Expositions

Expositions temporaires

La Maison amérindienne vous présente 5 à 6 expositions temporaires par année dont l'une qui se prolonge tout l'été. Le but est de faire connaître les artistes autochtones et métis contemporains et ainsi d'instaurer un dialogue sans délaisser pour autant la démarche esthétique. Ces expositions servent aussi à faire comprendre le contexte social des Amérindiens d'aujourd'hui. Chaque année, un artiste autochtone de l'étranger est invité. À l'occasion, vous pourrez aussi voir les œuvres d'artistes non-autochtones qui épousent les valeurs des Premières Nations.
Du 7 juin au 27 septembre 2020

Territoire - notre héritage

Cette exposition se veut un hommage à deux décennies, ancrées sur un territoire millénaire, à mettre de l’avant les savoirs et savoir-faire des peuples autochtones. Une célébration de notre histoire, de notre héritage, de ces peuples, de ces gens que nous côtoyons, de nos aînés, de modes de vies révolus et en évolution, de brisures, de déchirures, de réconciliation et d’espoir.

Les œuvres, sélectionnées parmi notre histoire et notre collection, racontent une partie de notre héritage.

Oeuvre: Sans titre - Jacques Newashish

Exposition

Exposition permanente

De l'eau … à la bouche

Reconnu par la Commission de lieux et monuments historiques du Canada comme lieu de référence national des Produits de l'érable pour l'origine de l'acériculture, La Maison amérindienne présente l'exposition permanente "De l'eau... à la bouche"

Vous y apprendrez que bien avant l'arrivée des Européens, les Amérindiens avaient découvert l'utilisation de la sève de l'érable à sucre. La danse au moment de l'entaillage avait le pouvoir, croyait-on, d'augmenter la coulée des érables. Des objets traditionnels, des textes de référence et un film agrémenteront votre visite.

La récolte de l'eau d'érable était pour les Premières Nations une activité importante: elle leur permettait d'emmagasiner leur source d'énergie favorite.
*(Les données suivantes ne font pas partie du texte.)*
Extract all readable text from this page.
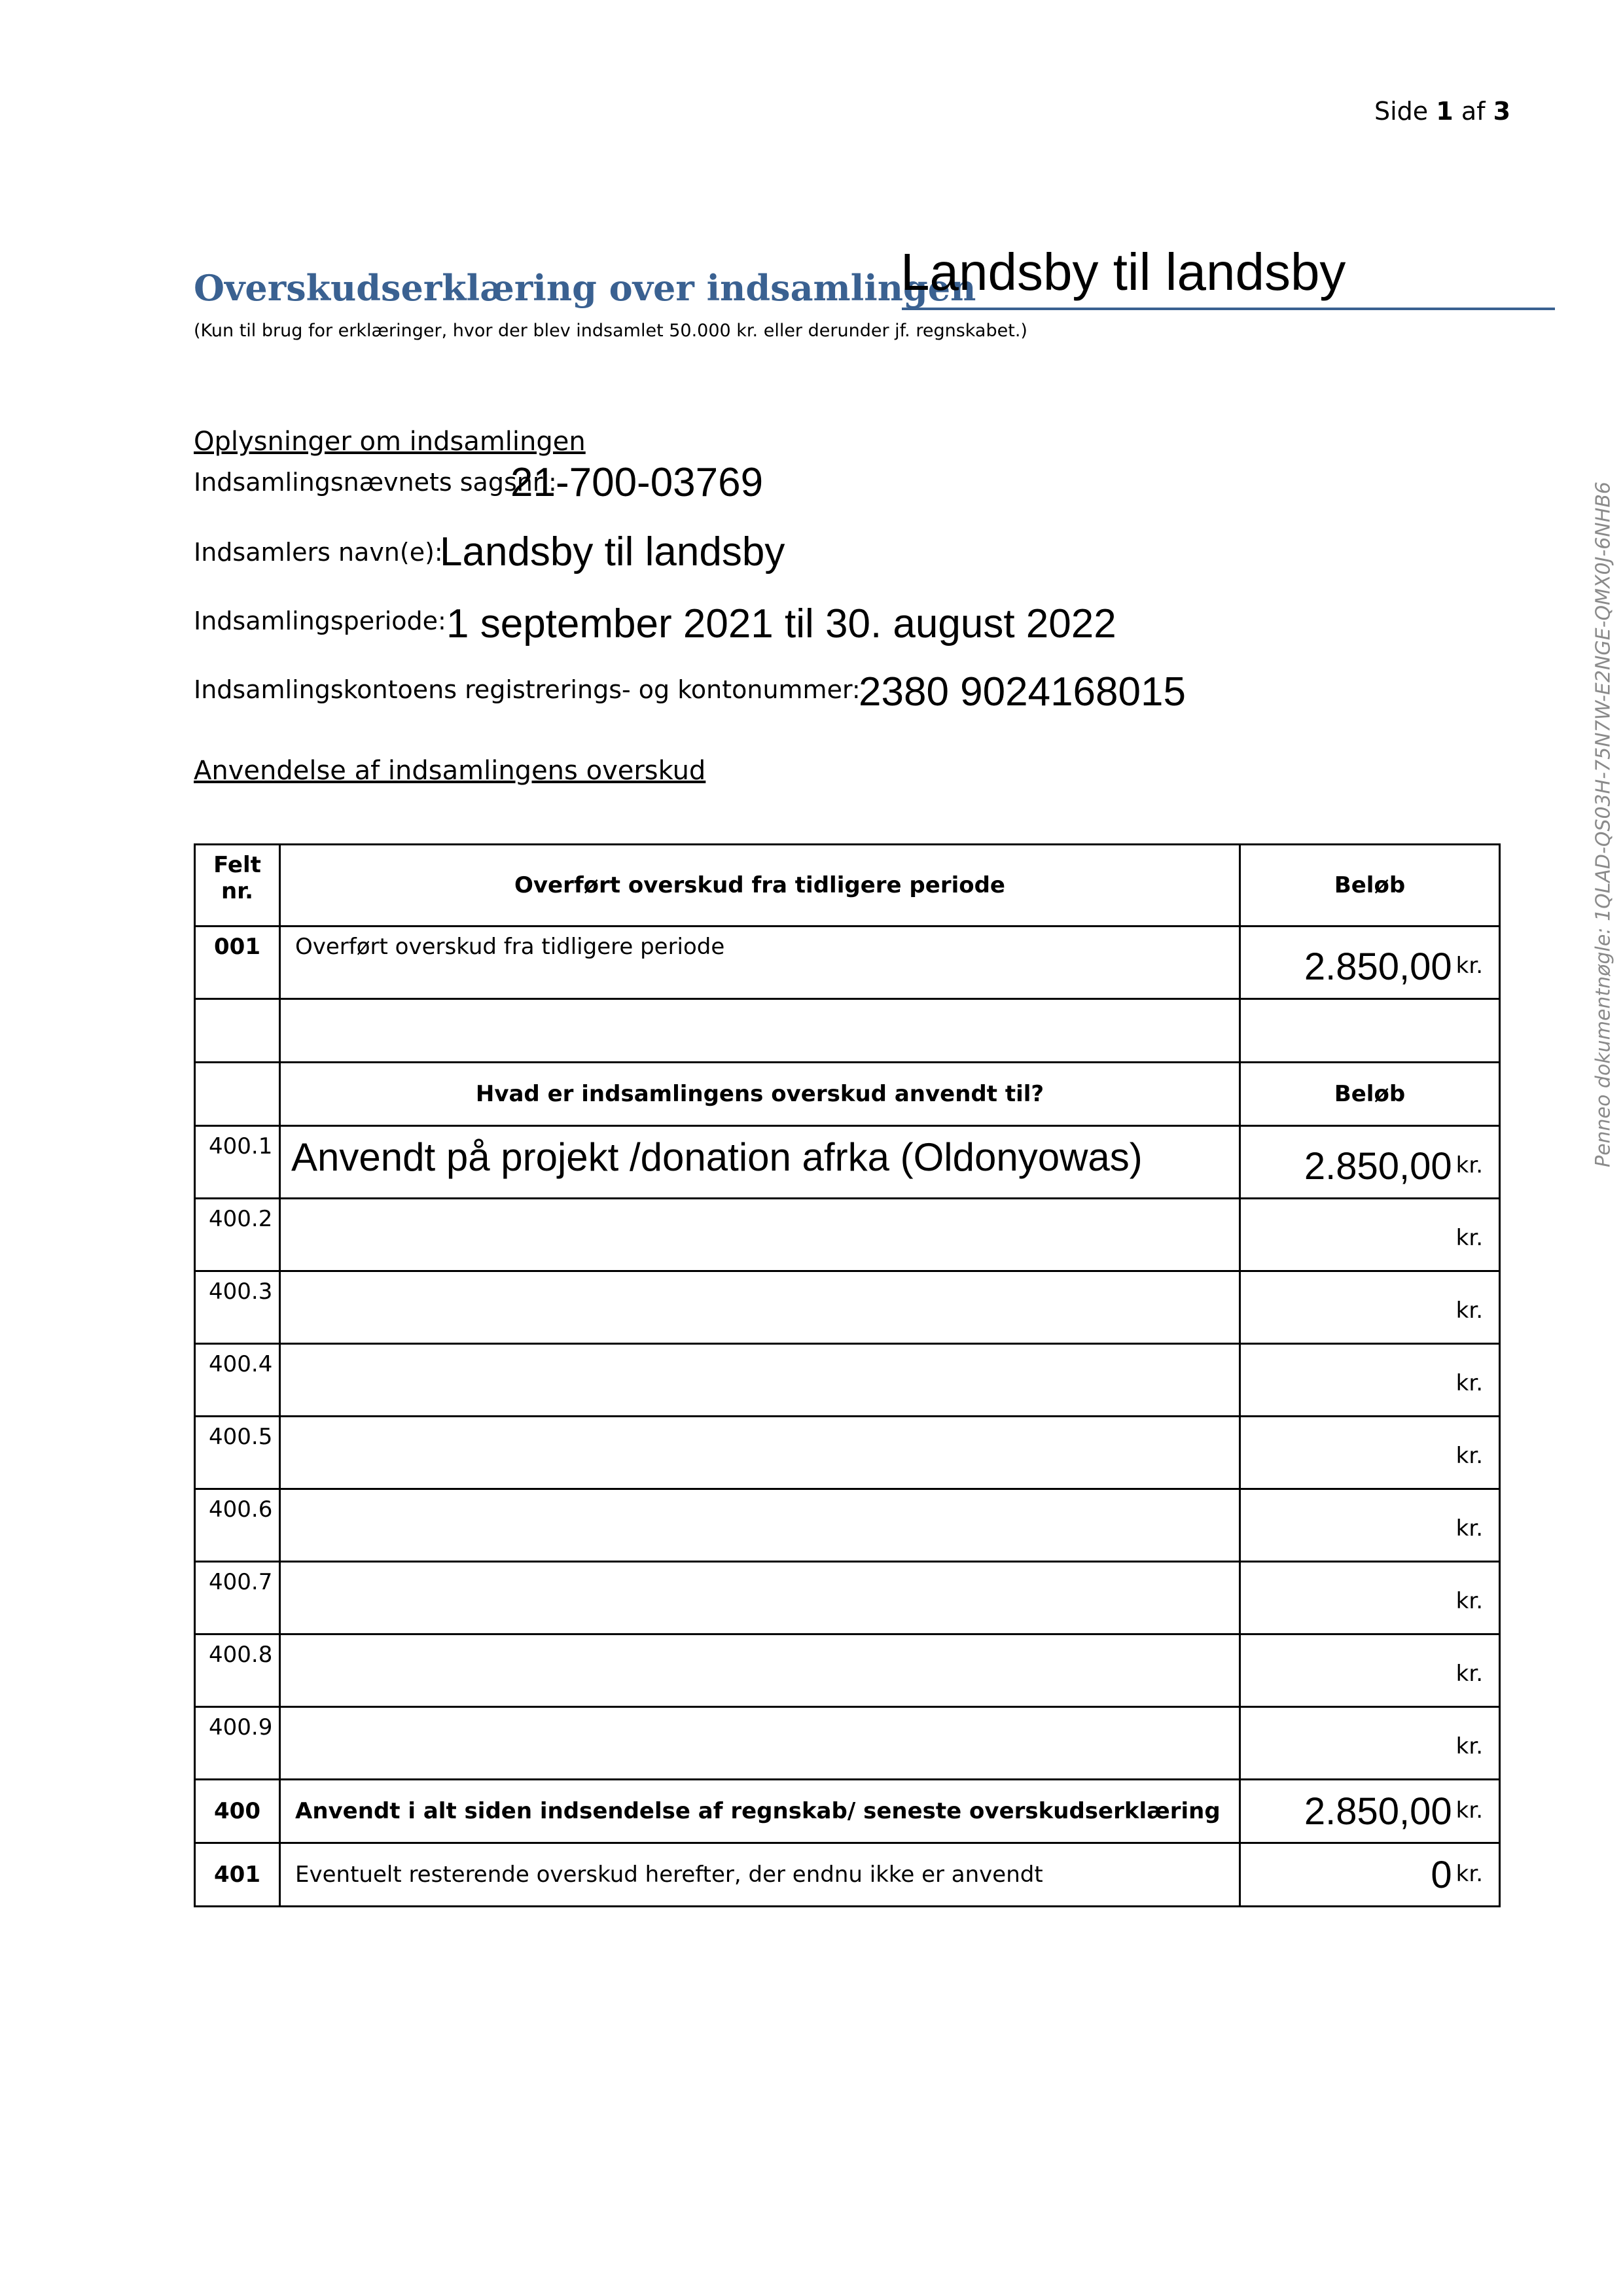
Side 1 af 3
Overskudserklæring over indsamlingen
Landsby til landsby
(Kun til brug for erklæringer, hvor der blev indsamlet 50.000 kr. eller derunder jf. regnskabet.)
Oplysninger om indsamlingen
Indsamlingsnævnets sagsnr.:
21-700-03769
Indsamlers navn(e):
Landsby til landsby
Indsamlingsperiode: 1 september 2021 til 30. august 2022
Indsamlingskontoens registrerings- og kontonummer:
2380 9024168015
Anvendelse af indsamlingens overskud
Felt nr.	Overført overskud fra tidligere periode	Beløb
001	Overført overskud fra tidligere periode	2.850,00 kr.

	Hvad er indsamlingens overskud anvendt til?	Beløb
400.1	Anvendt på projekt /donation afrka (Oldonyowas)	2.850,00 kr.
400.2		kr.
400.3		kr.
400.4		kr.
400.5		kr.
400.6		kr.
400.7		kr.
400.8		kr.
400.9		kr.
400	Anvendt i alt siden indsendelse af regnskab/ seneste overskudserklæring	2.850,00 kr.
401	Eventuelt resterende overskud herefter, der endnu ikke er anvendt	0 kr.
Penneo dokumentnøgle: 1QLAD-QS03H-75N7W-E2NGE-QMX0J-6NHB6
Abénakis et Iroquoiens du Saint-Laurent, ayant tous à un moment ou l'autre de l'histoire peuplé la région, se sont adonnés à cette activité. Pour ces Amérindiens, c'était une boisson rafraîchissante, lorsque mélangée à l'eau, autant qu'un assaisonnement qu'on pouvait ajouter aux médicaments des enfants pour les rendre moins désagréables ou aux plats les plus divers.

Le sucre d'érable était employé dans les repas de fête, de cérémonie où chacun était censé manger tout ce qui se trouvait devant lui. On s'en servait pour relever les fruits sauvages, les légumes, les céréales et même le poisson. Bien que la récolte de l'eau d'érable et sa transformation se voulait une période de travail, c'était un moment de réjouissance. C'était aussi une époque de retrouvailles et de rassemblements sociaux et de rituels où s'échangeaient notamment les dernières nouvelles de la tribu.

Les érables étaient incisés (le gemmage) au début du printemps, tout de suite après le retour des familles des chasses hivernales. Des villages entiers s'installaient au plus profond des bois et chaque famille s'occupait d'un certain nombre d'arbres. Des wigwams spéciaux étaient même laissés en place d'une année à l'autre.

La visite de l'exposition que complète un film vous fera apprécier les techniques acéricoles traditionnelles. Une dégustation de mets à saveur amérindienne vous permettra ainsi de mieux comprendre les succès des « cabanes à sucre » lequel correspond, en fait, aux « festins » qu'organisaient les Amérindiens après la récolte.

De mars à avril, période pendant laquelle les érables coulent, vous pouvez aussi échanger avec le maître-sucrier amérindien et le voir à l'œuvre lorsqu'il fait bouillir le précieux liquide à l'extérieur dans d'immenses chaudrons de fonte.

Le Salon Riopelle

Ami du fondateur de La Maison amérindienne, le peintre sculpteur André Michel, l'artiste Jean-Paul Riopelle a soutenu de son vivant la création de La Maison amérindienne. À la fin de sa vie, il a créé la sérigraphie originale « Oie aux herbes sauvages » et fait don de la série à l'institution pour aider à son fonctionnement.

Riopelle aimait les grands espaces sauvages nordiques mais surtout les Amérindiens qui y cohabitaient avec les animaux depuis des siècles. Le « Salon Riopelle » vous permettra de voir et aussi d'admirer quelques-unes de ses œuvres mais aussi les objets amérindiens qu'il affectionnait tels que son canot en écorce de bouleau fabriqué par César Newashish de la Nation Atikamekw, sa veste en peau de caribou, son tambour et un récipient de lave-glace, modifié pour recueillir l'eau d'érable, décoré par l'artiste.